Either would encourage lying. Therapy cannot happen if the client is not completely honest.
Besides that, it ignores how therapists get paid. Imagine if your boss just decided to refund a few hours of your time each week. Just take it right out of your paycheck, and hand it back. It’s fucked.
Rewarding people with the most positive behavior might still backfire, as the point of therapy (at least for me) was to stop comparing myself to others all the time. Even a small improvement for someone should be applauded, especially if you’re already struggling with the small things.
That’s a great point.
I actually did have a therapist offer to refund me once. I found her incredibly rude and she said things to me I found that were like negging and patronizing almost? I came away from each session feeling like she didn’t like me at all, and that we hadn’t done anything at all, like I was speaking into a void to someone who offered me exactly one piece of advice the whole time. I drove myself crazy trying to figure out if I just wasn’t getting something or was I just the asshole or what, and in the final session when I finally burst into tears because I felt so belittled and like she disliked me, I told her I could not continue with her because of this, that she had said almost NOTHING to me save for one sentence that I considered anything like therapy, and that I could not continue throwing a lot of money at this when I felt completely unsupported and unsafe, and I left. (Whether I was wrong or not we weren’t getting anywhere or jiving so there was no point). She left me a very patronizing voice mail where she snarkily apologized and offered to refund or refer me elsewhere. I did not return her call. Maybe it was a me problem, to this day I don’t know, but I had two therapists after that (one retired) and we got along just fine and made plenty of progress. I really don’t know. I am not going to not pay someone for their work regardless of what I think of the job they did as that’s not ethical, but that was several hundred dollars wasted.
I did have the faintest sense that the senior therapist in that practice didn’t think a lot of her either, as she walked into one of my sessions as we just had sat down to begin and said kind of coldly “May I talk to you?” to my therapist and they took off and talked for a bit, and she didn’t seem awfully happy when she returned (and she deducted that time from my session which amazed me). She isn’t there anymore according to their website. I really don’t know. I still feel awful when I think of her.

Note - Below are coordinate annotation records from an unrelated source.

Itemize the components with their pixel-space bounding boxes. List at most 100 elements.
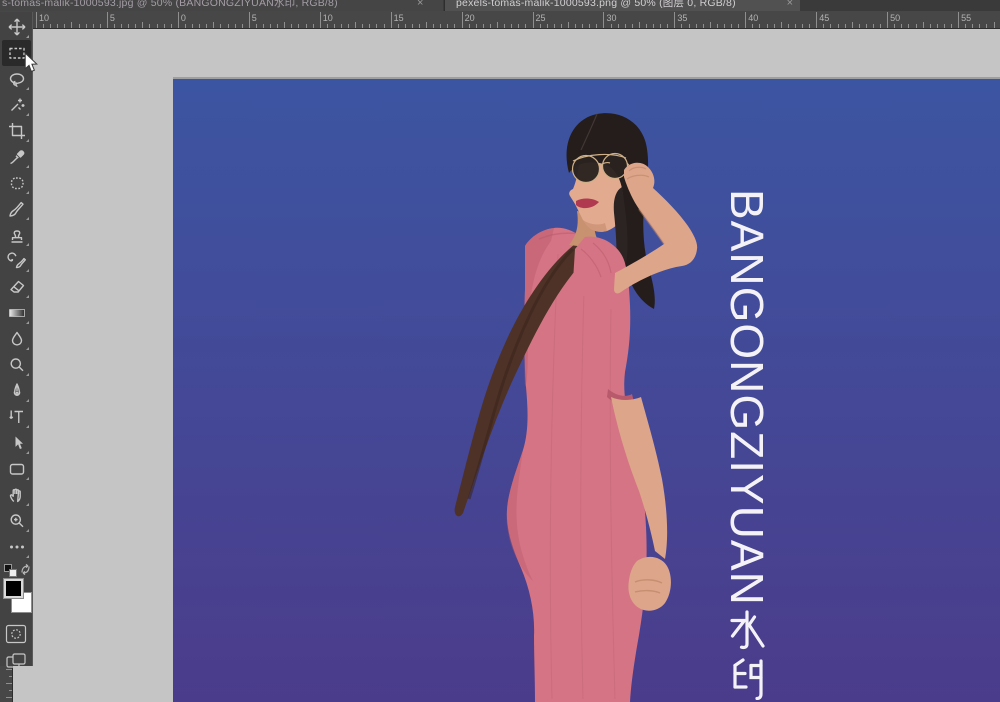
ruler-minor-tick	[376, 24, 377, 28]
pen-tool[interactable]	[2, 378, 31, 404]
ruler-major-tick	[391, 12, 392, 29]
ruler-label: 40	[748, 13, 758, 23]
gradient-tool-icon	[7, 303, 27, 323]
document-tab-png[interactable]: pexels-tomas-malik-1000593.png @ 50% (图层…	[444, 0, 800, 11]
history-brush-tool[interactable]	[2, 248, 31, 274]
horizontal-ruler[interactable]: 1050510152025303540455055	[0, 11, 1000, 29]
quick-selection-tool[interactable]	[2, 92, 31, 118]
ruler-major-tick	[107, 12, 108, 29]
clone-stamp-tool[interactable]	[2, 222, 31, 248]
ruler-minor-tick	[561, 24, 562, 28]
ruler-major-tick	[462, 12, 463, 29]
eyedropper-tool[interactable]	[2, 144, 31, 170]
document-canvas[interactable]: BANGONGZIYUAN	[173, 79, 1000, 702]
ruler-minor-tick	[121, 24, 122, 28]
document-tab-jpg[interactable]: s-tomas-malik-1000593.jpg @ 50% (BANGONG…	[0, 0, 443, 11]
ruler-minor-tick	[64, 24, 65, 28]
ruler-minor-tick	[653, 24, 654, 28]
ruler-minor-tick	[149, 24, 150, 28]
close-icon[interactable]: ×	[787, 0, 793, 9]
spot-healing-brush-tool[interactable]	[2, 170, 31, 196]
rectangle-tool-icon	[7, 459, 27, 479]
document-tab-title: s-tomas-malik-1000593.jpg @ 50% (BANGONG…	[2, 0, 338, 10]
ruler-minor-tick	[9, 690, 13, 691]
ruler-label: 25	[536, 13, 546, 23]
eraser-tool[interactable]	[2, 274, 31, 300]
ruler-minor-tick	[298, 24, 299, 28]
rectangle-tool[interactable]	[2, 456, 31, 482]
ruler-minor-tick	[362, 24, 363, 28]
ruler-minor-tick	[419, 24, 420, 28]
ruler-minor-tick	[923, 22, 924, 28]
ruler-minor-tick	[6, 697, 13, 698]
quick-mask-button[interactable]	[5, 624, 27, 644]
ruler-minor-tick	[384, 24, 385, 28]
ruler-minor-tick	[873, 24, 874, 28]
ruler-minor-tick	[164, 24, 165, 28]
ruler-minor-tick	[50, 24, 51, 28]
screen-mode-button[interactable]	[5, 651, 27, 671]
ruler-minor-tick	[235, 24, 236, 28]
ruler-minor-tick	[845, 24, 846, 28]
ruler-minor-tick	[128, 24, 129, 28]
brush-tool[interactable]	[2, 196, 31, 222]
move-tool-icon	[7, 17, 27, 37]
ruler-minor-tick	[937, 24, 938, 28]
ruler-minor-tick	[852, 22, 853, 28]
ruler-minor-tick	[185, 24, 186, 28]
ruler-minor-tick	[426, 22, 427, 28]
ruler-major-tick	[958, 12, 959, 29]
ruler-minor-tick	[908, 24, 909, 28]
ruler-minor-tick	[916, 24, 917, 28]
ruler-minor-tick	[213, 22, 214, 28]
ruler-minor-tick	[660, 24, 661, 28]
ruler-minor-tick	[454, 24, 455, 28]
history-brush-tool-icon	[7, 251, 27, 271]
ruler-minor-tick	[355, 22, 356, 28]
ruler-major-tick	[674, 12, 675, 29]
ruler-minor-tick	[930, 24, 931, 28]
ruler-minor-tick	[625, 24, 626, 28]
hand-tool[interactable]	[2, 482, 31, 508]
swap-colors-icon[interactable]	[19, 563, 32, 576]
dodge-tool-icon	[7, 355, 27, 375]
ruler-minor-tick	[242, 24, 243, 28]
path-selection-tool[interactable]	[2, 430, 31, 456]
ruler-label: 50	[890, 13, 900, 23]
ruler-minor-tick	[100, 24, 101, 28]
document-tab-bar: s-tomas-malik-1000593.jpg @ 50% (BANGONG…	[0, 0, 1000, 11]
photo-woman-pink-dress	[173, 79, 1000, 702]
move-tool[interactable]	[2, 14, 31, 40]
crop-tool[interactable]	[2, 118, 31, 144]
close-icon[interactable]: ×	[417, 0, 423, 9]
ruler-minor-tick	[972, 24, 973, 28]
ruler-minor-tick	[71, 22, 72, 28]
hand-tool-icon	[7, 485, 27, 505]
pen-tool-icon	[7, 381, 27, 401]
ruler-minor-tick	[9, 676, 13, 677]
ruler-label: 15	[394, 13, 404, 23]
blur-tool[interactable]	[2, 326, 31, 352]
ruler-minor-tick	[171, 24, 172, 28]
ruler-major-tick	[320, 12, 321, 29]
vertical-ruler[interactable]	[0, 666, 13, 702]
blur-tool-icon	[7, 329, 27, 349]
ruler-label: 30	[606, 13, 616, 23]
ruler-minor-tick	[447, 24, 448, 28]
dodge-tool[interactable]	[2, 352, 31, 378]
vertical-type-tool[interactable]	[2, 404, 31, 430]
ruler-minor-tick	[979, 24, 980, 28]
gradient-tool[interactable]	[2, 300, 31, 326]
ruler-minor-tick	[596, 24, 597, 28]
ruler-minor-tick	[802, 24, 803, 28]
default-colors-button[interactable]	[4, 564, 18, 577]
ruler-minor-tick	[440, 24, 441, 28]
zoom-tool[interactable]	[2, 508, 31, 534]
foreground-color-swatch[interactable]	[3, 578, 24, 599]
edit-toolbar[interactable]	[2, 534, 31, 560]
brush-tool-icon	[7, 199, 27, 219]
ruler-minor-tick	[901, 24, 902, 28]
ruler-major-tick	[745, 12, 746, 29]
ruler-minor-tick	[894, 24, 895, 28]
ruler-minor-tick	[944, 24, 945, 28]
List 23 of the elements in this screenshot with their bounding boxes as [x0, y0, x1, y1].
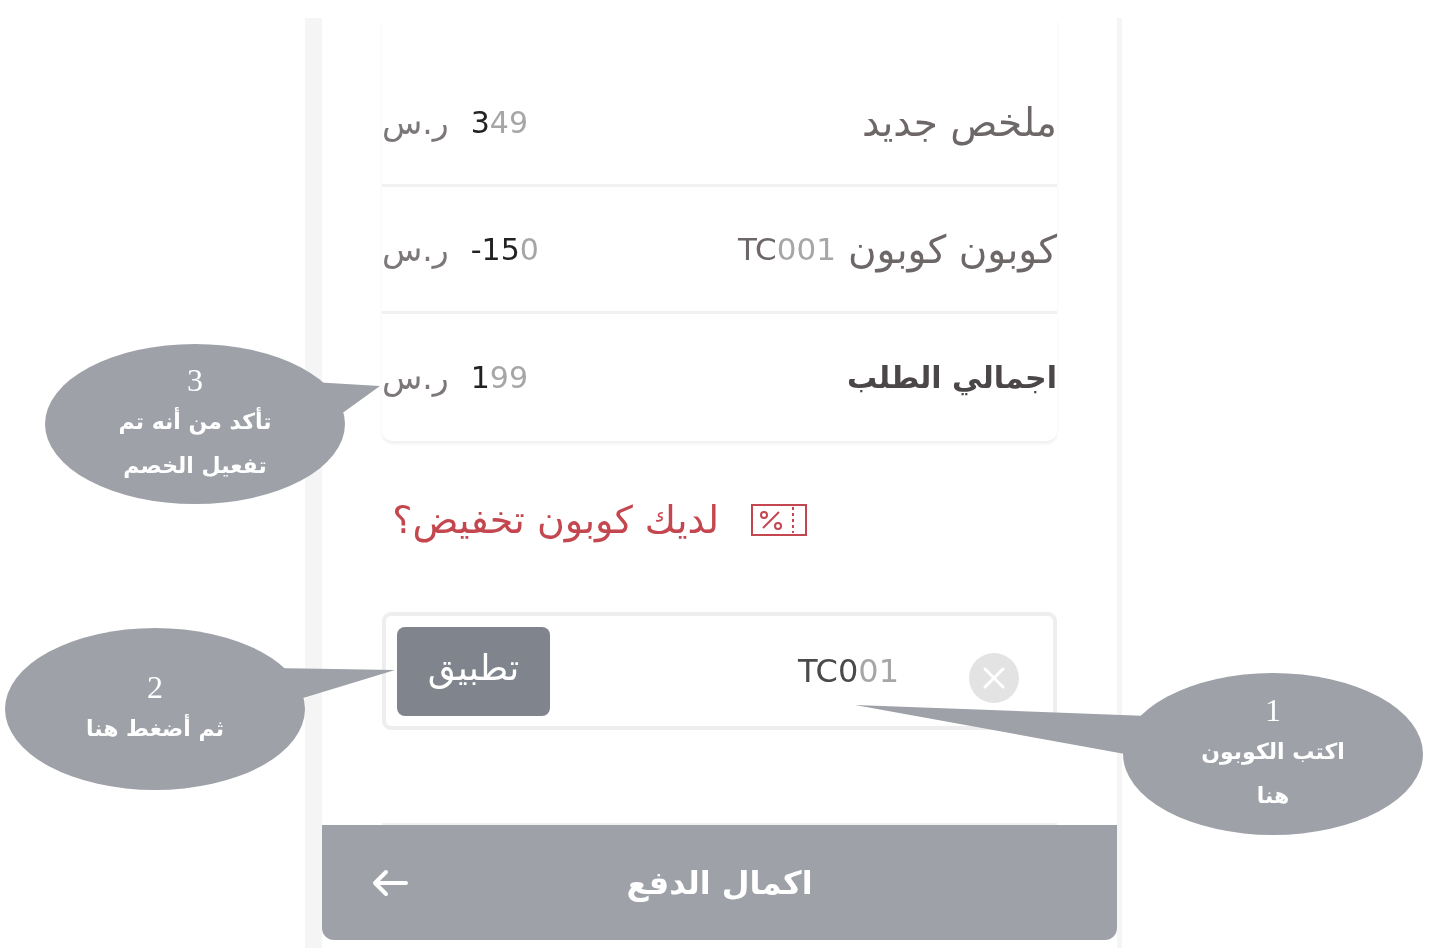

That’s terrible. That therapist needs therapy
Just because people have a job, doesn’t mean they are good at that job.
For sure you need to have rapport with your therapist or it just isn’t gonna work. And sometimes people can just rub you the wrong way.
I’m sorry you had that experience, but glad that you continued trying and had better ones. There are definitely bad therapists, and more often it’s just a bad fit. The same way you’re not going to be friends with everyone, not every therapist can really work for you. It can take a few tries to find one that really clicks. I’ve met too many people who just gave up after one try, some after literally one session. Most were not anywhere near as bad as your experience. So give yourself a lot of credit that you kept trying even after that!
I wrote this out partially for anyone else who may be earlier in their mental health journey. If it’s not a good fit after a few sessions, you can ask for a referral or just stop and find someone else. A professional will not take offense. It’s pretty normal and an expected part of their job.
Not to mention the “most entertaining” part, like “your ex painted the DOG for revenge? Ahahah that’s wild, this goes in the list”
And double pay for lazy depressed people!
/sj
I, personally, would ruin this method. I usually end up massaging my therapists and there really isn’t a slot to explain that on the insurance forms.